Symbiotische relatie
De alliantie die Rabobank en BlackRock nu aangaan is er één waarin zich een bijna symbiotische relatie zou kunnen ontwikkelen: de één heeft een bijna 100 procent naamsbekendheid in Nederland en kent een groeiend aantal beleggende klanten, de ander is een master of the universe. BlackRock is al lang niet meer alleen een belegger met fondsen van BlackRock en ETF’s van iShares.
Het huis is op weg een technologieconcern te worden, dat in de Amerikaanse media al vergeleken wordt met de positie van Amazon in de retailsector.

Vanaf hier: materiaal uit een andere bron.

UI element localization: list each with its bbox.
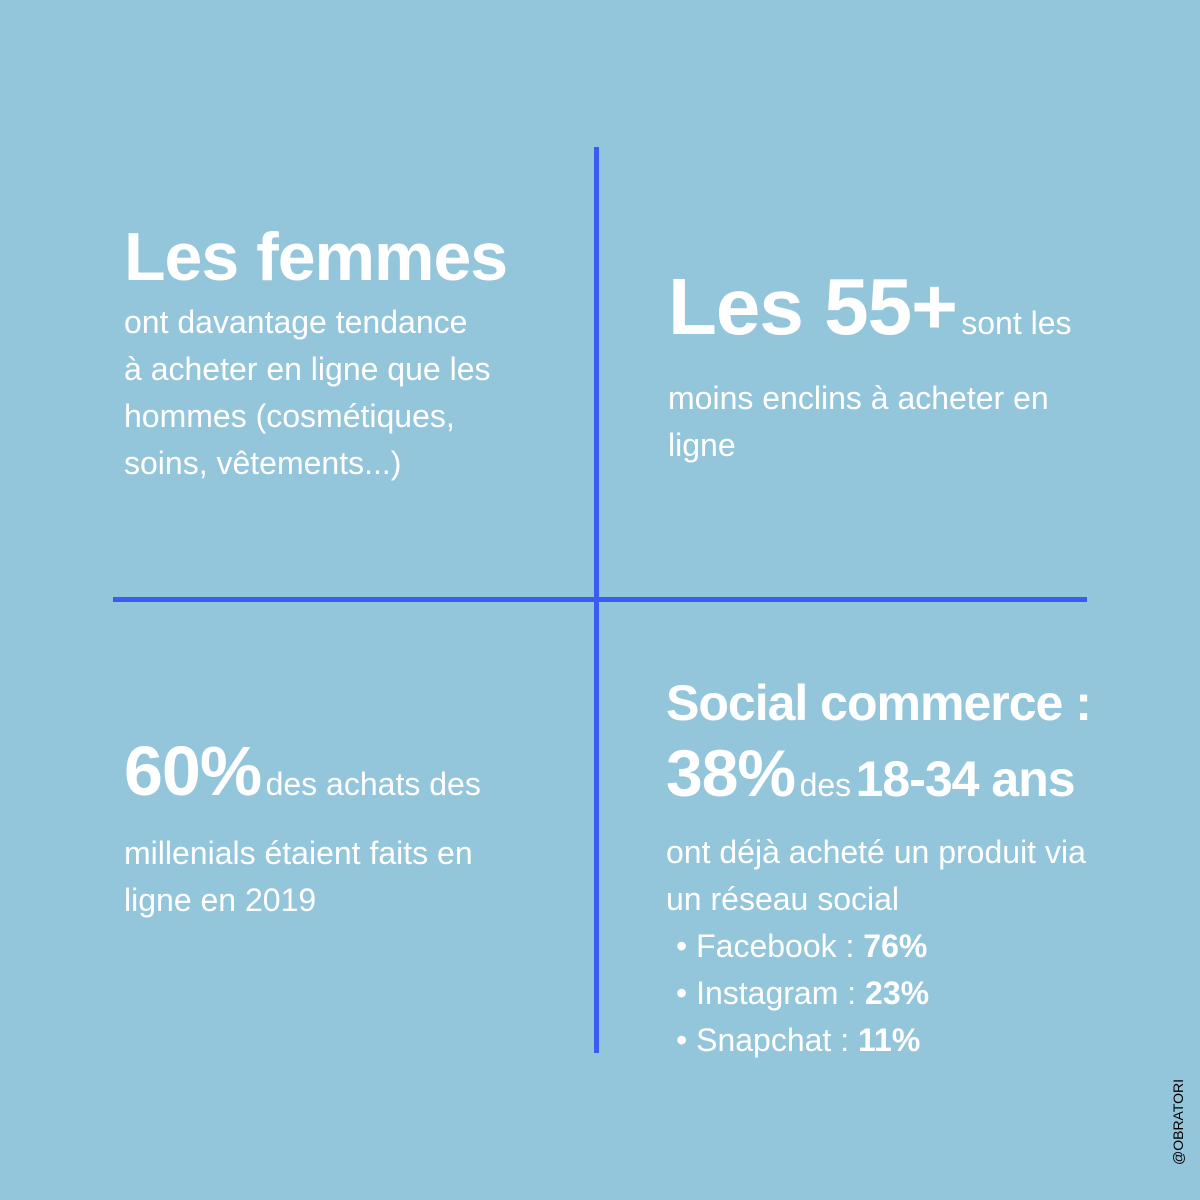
item-value: 11% [857, 1022, 921, 1058]
connector: des [799, 767, 852, 803]
text-line: des achats des [265, 766, 481, 802]
heading: Les 55+ [668, 262, 958, 351]
item-name: Snapchat : [696, 1022, 850, 1058]
group: 18-34 ans [855, 751, 1076, 807]
text-line: ligne en 2019 [124, 882, 317, 918]
text-line: hommes (cosmétiques, [124, 398, 455, 434]
platform-list: Facebook : 76% Instagram : 23% Snapchat … [666, 923, 1091, 1064]
heading: Social commerce : [666, 675, 1092, 731]
heading: Les femmes [124, 219, 508, 295]
text-line: sont les [961, 305, 1072, 341]
list-item: Facebook : 76% [676, 923, 1091, 970]
item-name: Facebook : [696, 928, 855, 964]
text-line: ont davantage tendance [124, 304, 468, 340]
text-line: millenials étaient faits en [124, 835, 473, 871]
text-line: soins, vêtements...) [124, 445, 402, 481]
quadrant: Social commerce : 38% des 18-34 ans ont … [666, 670, 1092, 1064]
text-line: à acheter en ligne que les [124, 351, 491, 387]
text-line: ont déjà acheté un produit via [666, 834, 1086, 870]
item-value: 76% [863, 928, 928, 964]
list-item: Snapchat : 11% [676, 1017, 1091, 1064]
text-line: ligne [668, 427, 736, 463]
item-name: Instagram : [696, 975, 857, 1011]
horizontal-divider [113, 597, 1087, 602]
text-line: un réseau social [666, 881, 900, 917]
list-item: Instagram : 23% [676, 970, 1091, 1017]
text-line: moins enclins à acheter en [668, 380, 1049, 416]
quadrant: Les 55+ sont les moins enclins à acheter… [668, 262, 1072, 469]
quadrant: Les femmes ont davantage tendance à ache… [124, 215, 508, 487]
quadrant: 60% des achats des millenials étaient fa… [124, 732, 481, 924]
stat: 38% [666, 736, 796, 810]
heading: 60% [124, 732, 262, 810]
item-value: 23% [865, 975, 930, 1011]
credit: @OBRATORI [1170, 1078, 1186, 1165]
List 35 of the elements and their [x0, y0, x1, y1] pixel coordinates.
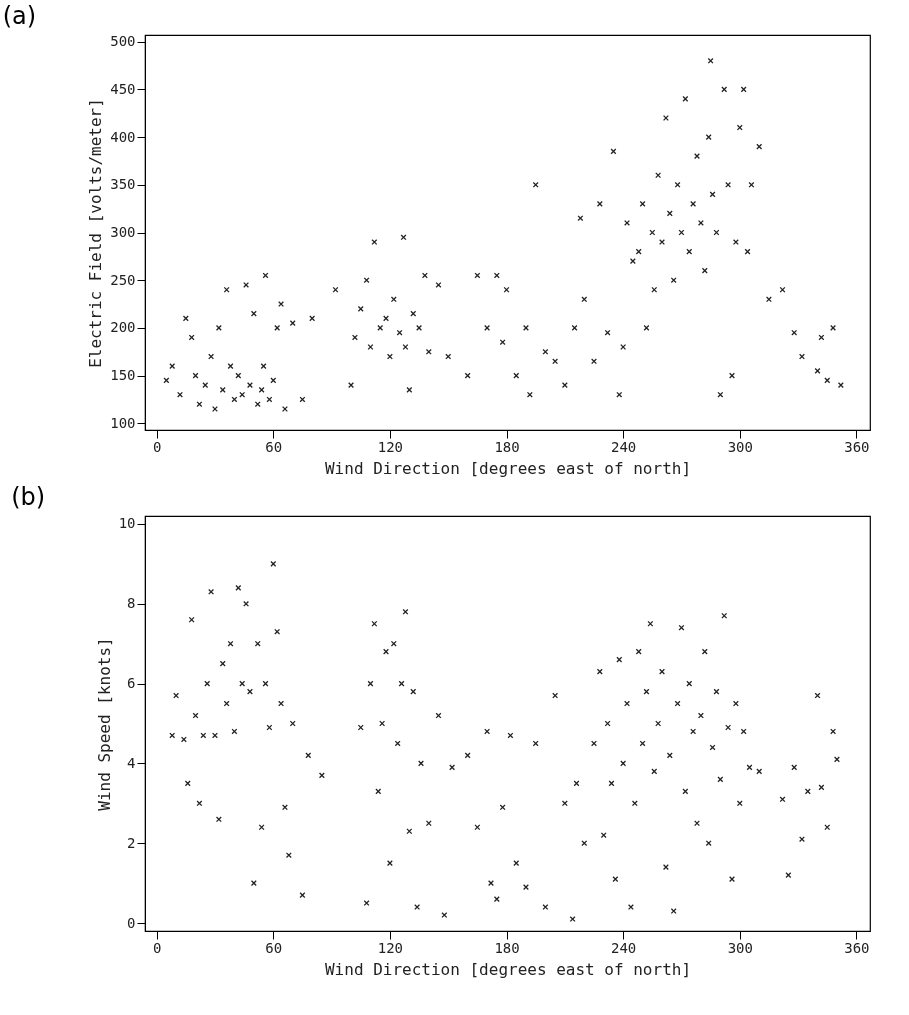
x-tick-label: 300 [727, 438, 753, 455]
y-axis-title: Electric Field [volts/meter] [86, 98, 106, 368]
x-tick-label: 120 [377, 939, 404, 956]
y-tick-label: 400 [110, 128, 136, 145]
y-tick-label: 8 [127, 595, 136, 612]
y-tick-label: 200 [110, 319, 136, 336]
x-tick-label: 60 [265, 438, 283, 455]
y-tick-label: 4 [127, 754, 136, 771]
x-tick-label: 60 [265, 939, 283, 956]
x-tick-label: 360 [844, 438, 870, 455]
y-tick-label: 350 [110, 176, 136, 193]
x-tick-label: 240 [611, 438, 637, 455]
x-tick-label: 0 [152, 939, 162, 956]
x-tick-label: 120 [377, 438, 404, 455]
chart-title: (a) [2, 1, 37, 30]
y-tick-label: 250 [110, 271, 136, 288]
x-tick-label: 0 [152, 438, 162, 455]
x-tick-label: 180 [494, 939, 520, 956]
x-tick-label: 240 [611, 939, 637, 956]
y-tick-label: 2 [127, 834, 136, 851]
y-tick-label: 450 [110, 80, 136, 97]
y-tick-label: 100 [110, 414, 136, 431]
y-tick-label: 150 [110, 367, 136, 384]
y-tick-label: 500 [110, 33, 136, 50]
x-tick-label: 360 [844, 939, 870, 956]
x-axis-title: Wind Direction [degrees east of north] [324, 458, 692, 478]
y-tick-label: 10 [118, 515, 136, 532]
x-tick-label: 180 [494, 438, 520, 455]
x-axis-title: Wind Direction [degrees east of north] [324, 959, 692, 979]
y-tick-label: 300 [110, 224, 136, 240]
y-tick-label: 6 [127, 675, 136, 692]
y-tick-label: 0 [127, 914, 136, 931]
y-axis-title: Wind Speed [knots] [94, 637, 114, 811]
chart-title: (b) [11, 483, 46, 511]
x-tick-label: 300 [727, 939, 753, 956]
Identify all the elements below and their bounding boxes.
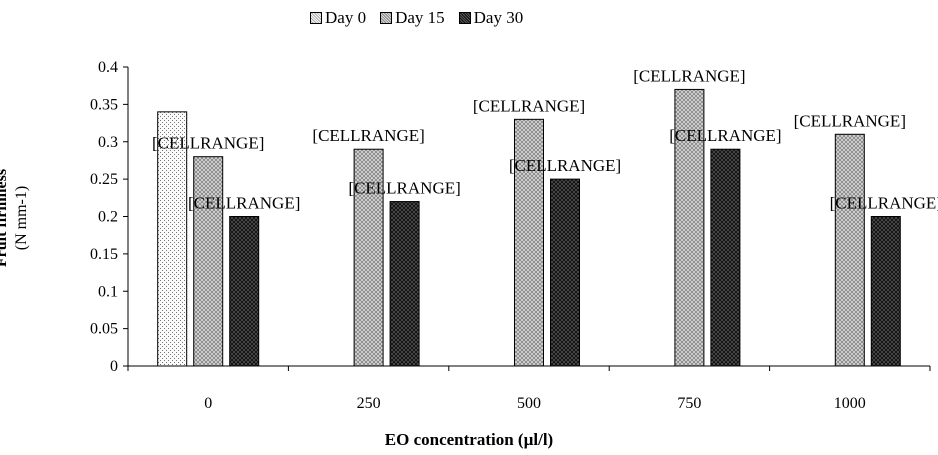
data-labels: [CELLRANGE] [CELLRANGE] [CELLRANGE] [CELLRA… bbox=[152, 66, 938, 212]
legend-swatch-day0 bbox=[310, 12, 322, 24]
bar-day15-0 bbox=[193, 156, 224, 367]
y-axis-label: Fruit firmness bbox=[0, 168, 10, 268]
bar-day0-0 bbox=[157, 111, 188, 367]
data-label: [CELLRANGE] bbox=[669, 126, 781, 145]
data-label: [CELLRANGE] bbox=[152, 134, 264, 153]
data-label: [CELLRANGE] bbox=[633, 66, 745, 85]
x-tick-label: 0 bbox=[204, 395, 212, 412]
bar-day30-1000 bbox=[870, 216, 901, 367]
bar-day30-0 bbox=[229, 216, 260, 367]
y-tick-label: 0.4 bbox=[98, 59, 118, 76]
bar-day15-500 bbox=[514, 118, 544, 367]
bar-day30-250 bbox=[389, 201, 420, 367]
bar-day15-250 bbox=[353, 148, 384, 367]
x-axis-title: EO concentration (µl/l) bbox=[384, 430, 554, 449]
legend-swatch-day30 bbox=[458, 12, 471, 24]
bar-day15-1000 bbox=[834, 133, 865, 367]
bars bbox=[157, 88, 901, 367]
legend: Day 0 Day 15 Day 30 bbox=[310, 8, 523, 28]
y-tick-label: 0.15 bbox=[90, 246, 118, 263]
data-label: [CELLRANGE] bbox=[830, 194, 938, 213]
bar-day15-750 bbox=[674, 88, 705, 367]
data-label: [CELLRANGE] bbox=[188, 194, 300, 213]
legend-label-day30: Day 30 bbox=[473, 8, 524, 27]
y-tick-label: 0.1 bbox=[98, 283, 118, 300]
y-tick-label: 0 bbox=[110, 358, 118, 375]
legend-item-day15: Day 15 bbox=[380, 8, 445, 28]
axes: 0 0.05 0.1 0.15 0.2 0.25 0.3 0.35 0.4 0 250 500 750 1… bbox=[90, 59, 931, 412]
legend-item-day0: Day 0 bbox=[310, 8, 366, 28]
legend-item-day30: Day 30 bbox=[458, 8, 524, 28]
x-tick-label: 250 bbox=[357, 395, 381, 412]
y-tick-label: 0.25 bbox=[90, 171, 118, 188]
x-tick-label: 1000 bbox=[834, 395, 866, 412]
y-tick-label: 0.35 bbox=[90, 96, 118, 113]
y-tick-label: 0.05 bbox=[90, 321, 118, 338]
x-tick-label: 750 bbox=[677, 395, 701, 412]
legend-label-day15: Day 15 bbox=[395, 8, 445, 27]
y-tick-label: 0.3 bbox=[98, 134, 118, 151]
y-axis-title: Fruit firmness (N mm-1) bbox=[0, 169, 32, 267]
bar-day30-500 bbox=[550, 178, 580, 367]
y-tick-label: 0.2 bbox=[98, 209, 118, 226]
bar-day30-750 bbox=[710, 148, 741, 367]
legend-label-day0: Day 0 bbox=[325, 8, 367, 27]
data-label: [CELLRANGE] bbox=[348, 179, 460, 198]
data-label: [CELLRANGE] bbox=[473, 96, 585, 115]
data-label: [CELLRANGE] bbox=[794, 111, 906, 130]
data-label: [CELLRANGE] bbox=[312, 126, 424, 145]
y-axis-unit: (N mm-1) bbox=[13, 185, 30, 251]
legend-swatch-day15 bbox=[380, 12, 393, 24]
data-label: [CELLRANGE] bbox=[509, 156, 621, 175]
x-tick-label: 500 bbox=[517, 395, 541, 412]
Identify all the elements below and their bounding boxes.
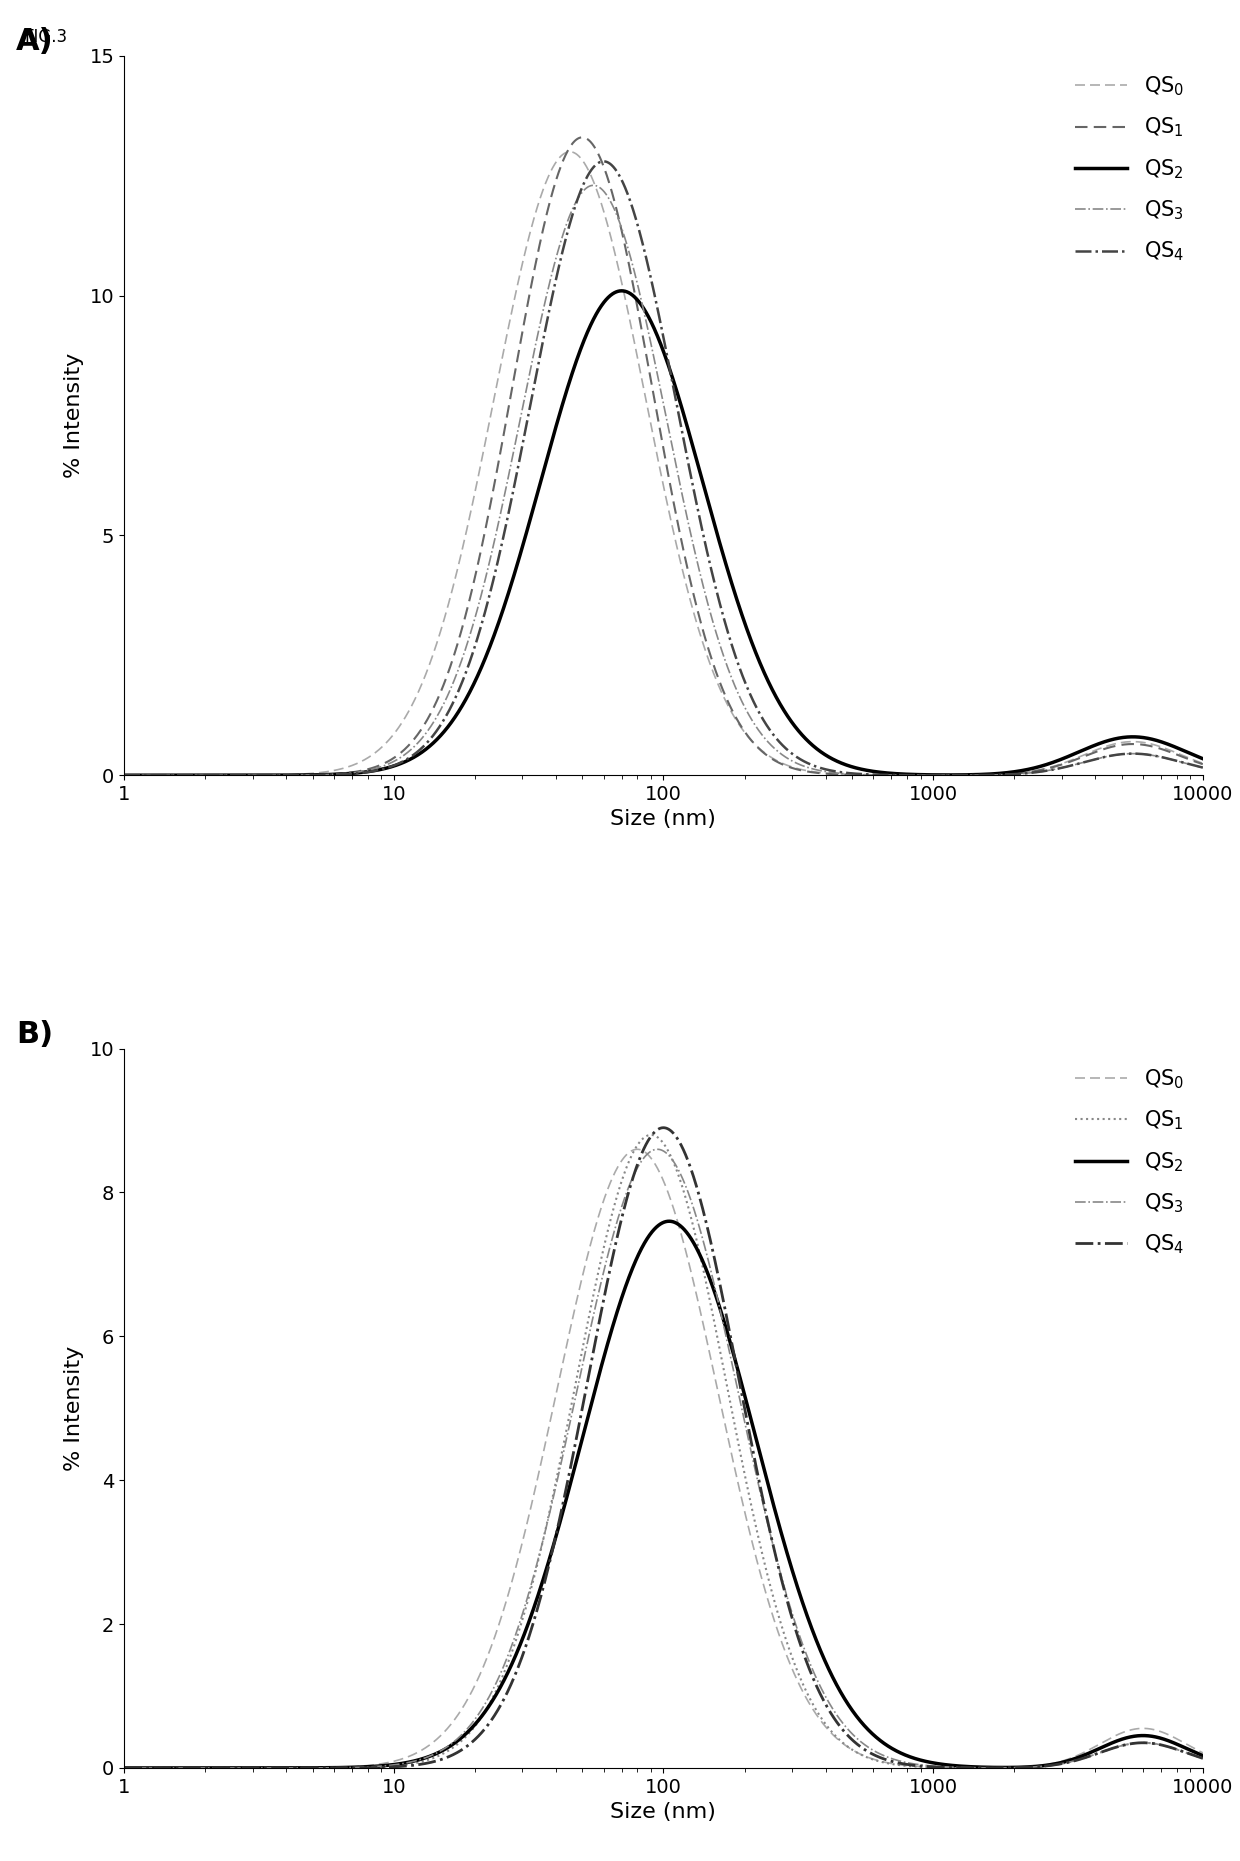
Text: A): A) (16, 28, 53, 56)
Legend: QS$_0$, QS$_1$, QS$_2$, QS$_3$, QS$_4$: QS$_0$, QS$_1$, QS$_2$, QS$_3$, QS$_4$ (1066, 67, 1193, 272)
Text: FIG.3: FIG.3 (25, 28, 68, 47)
Y-axis label: % Intensity: % Intensity (63, 354, 84, 478)
Y-axis label: % Intensity: % Intensity (64, 1346, 84, 1470)
Text: B): B) (16, 1020, 53, 1050)
X-axis label: Size (nm): Size (nm) (610, 810, 717, 830)
Legend: QS$_0$, QS$_1$, QS$_2$, QS$_3$, QS$_4$: QS$_0$, QS$_1$, QS$_2$, QS$_3$, QS$_4$ (1066, 1059, 1193, 1264)
X-axis label: Size (nm): Size (nm) (610, 1801, 717, 1822)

Zijn technische infrastructuur is inmiddels zo goed dat steeds meer grote namen uit de asset managementsector er gebruik van maken, zoals bij voorbeeld geldt voor het risicomanagementsysteem Aladdin Risk. BlackRock heeft op de keper beschouwd geen uitzonderlijke alfa-beleggers, maar het huis heeft wel alle kennis, diensten en producten onder één dak voor een integrale dienstverlening in een steeds complexere (beleggings)wereld.
In de markt wordt de alliantie gezien als een opmaat naar een veel intensievere samenwerking tussen banken en asset managers, naar het voorbeeld van de pensioensector. Zo ziet BlackRock het zelf ook: institutioneel komt nu naar de wholesale wereld toe. De combinatie van kostendruk, individualisering en toenemende zelfverantwoordelijkheid van burgers voor het behalen van langere termijndoelen onderschrijft dat BlackRock bij deze trends ‘ahead of the curve’ is.